- Born: Aimee Banghart March 27, 1973 (age 53) Chicago, Illinois, United States
- Education: Northern Illinois University (1991-95)
- Occupation: Gymnastics coach
- Known for: Personal coach of Simone Biles
- Spouse: James Boorman ​(m. 2000)​
- Children: 3

= Aimee Boorman =

American artistic gymnastics coach

Aimee Boorman (born Aimee Banghart; March 27, 1973) is an American artistic gymnastics coach. She coached 2016 Olympic champion and 2013–2015 world champion Simone Biles. She was the USA women's gymnastics team head coach at the 2016 Rio Olympics. Since 2021, she serves as an assistant coach for the Netherlands' women's gymnastic team. As of May 2025, she will coach in Stuttgart, Germany for 5 months.

== Early life ==
Aimee Boorman was born and raised by a single mother in the Rogers Park area of Chicago. She began gymnastics classes with the Chicago Park District at age 6. To help earn money at age 13, she started coaching at the Lakeshore Gymnastics Club. She attended Lane Technical High School, which had a strong gymnastics program, where she excelled in floor exercises, winning the city championship in that event as a freshman.

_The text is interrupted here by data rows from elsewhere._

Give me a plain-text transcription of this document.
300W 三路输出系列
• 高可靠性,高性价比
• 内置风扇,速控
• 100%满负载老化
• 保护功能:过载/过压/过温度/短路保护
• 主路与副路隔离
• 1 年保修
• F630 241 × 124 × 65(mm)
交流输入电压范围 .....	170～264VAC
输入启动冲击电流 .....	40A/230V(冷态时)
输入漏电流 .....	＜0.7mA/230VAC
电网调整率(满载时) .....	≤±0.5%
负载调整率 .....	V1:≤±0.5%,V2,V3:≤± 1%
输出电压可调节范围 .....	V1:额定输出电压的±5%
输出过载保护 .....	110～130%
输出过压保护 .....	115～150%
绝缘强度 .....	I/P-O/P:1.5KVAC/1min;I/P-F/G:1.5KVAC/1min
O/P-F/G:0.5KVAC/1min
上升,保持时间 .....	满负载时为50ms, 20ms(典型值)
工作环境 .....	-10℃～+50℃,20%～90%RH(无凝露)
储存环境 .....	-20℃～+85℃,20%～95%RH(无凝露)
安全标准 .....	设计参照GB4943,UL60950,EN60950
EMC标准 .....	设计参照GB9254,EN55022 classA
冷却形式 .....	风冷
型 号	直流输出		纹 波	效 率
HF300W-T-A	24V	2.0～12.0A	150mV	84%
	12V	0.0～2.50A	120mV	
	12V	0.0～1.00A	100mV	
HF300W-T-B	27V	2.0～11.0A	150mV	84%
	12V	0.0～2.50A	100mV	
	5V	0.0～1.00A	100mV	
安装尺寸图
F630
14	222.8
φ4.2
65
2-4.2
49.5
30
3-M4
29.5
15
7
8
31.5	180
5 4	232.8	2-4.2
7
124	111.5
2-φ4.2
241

She realized she would not become an Olympic gymnast herself, but she considered continuing in the sport as a coach. In college at Northern Illinois University she became a member of the social sorority Delta Phi Epsilon. While at first reluctant to continue coaching and pursue a degree, she missed the sport and took a part-time coaching position. She graduated with a business degree related to sports management in 1995. That same year, when her friend had interviews in Houston, she went along on a whim and lined up interviews for herself. She was offered a coaching job.

==Coaching career==
Boorman's first coaching job in Texas was at Cypress Academy of Gymnastics located in Houston. Boorman started working at Bannon's Gymnastix in 1996. She began coaching Simone Biles in 2005, when Biles was eight years old. Biles rose to prominence in 2013 after becoming U.S. national champion and world all-around champion in her senior debut.

Boorman was the head coach at Bannon's, where Biles trained under her, until 2014, when they both left. She and Biles temporarily trained at AIM Athletics in The Woodlands, Texas, until Biles' parents' new gymnastics facility, World Champions Centre, opened. The facility is located in Spring, Texas, and Boorman was the team manager and head coach.

Boorman was named head coach of the United States women gymnastics team for the 2016 Summer Olympics in Rio de Janeiro.

Post-Olympics, she left World Champions Centre and took the executive director position at Evo Athletics in Sarasota, FL.

==Personal life==
Boorman was raised in Chicago and resides in Florida. Boorman married husband James in 2000. Together the couple has three children.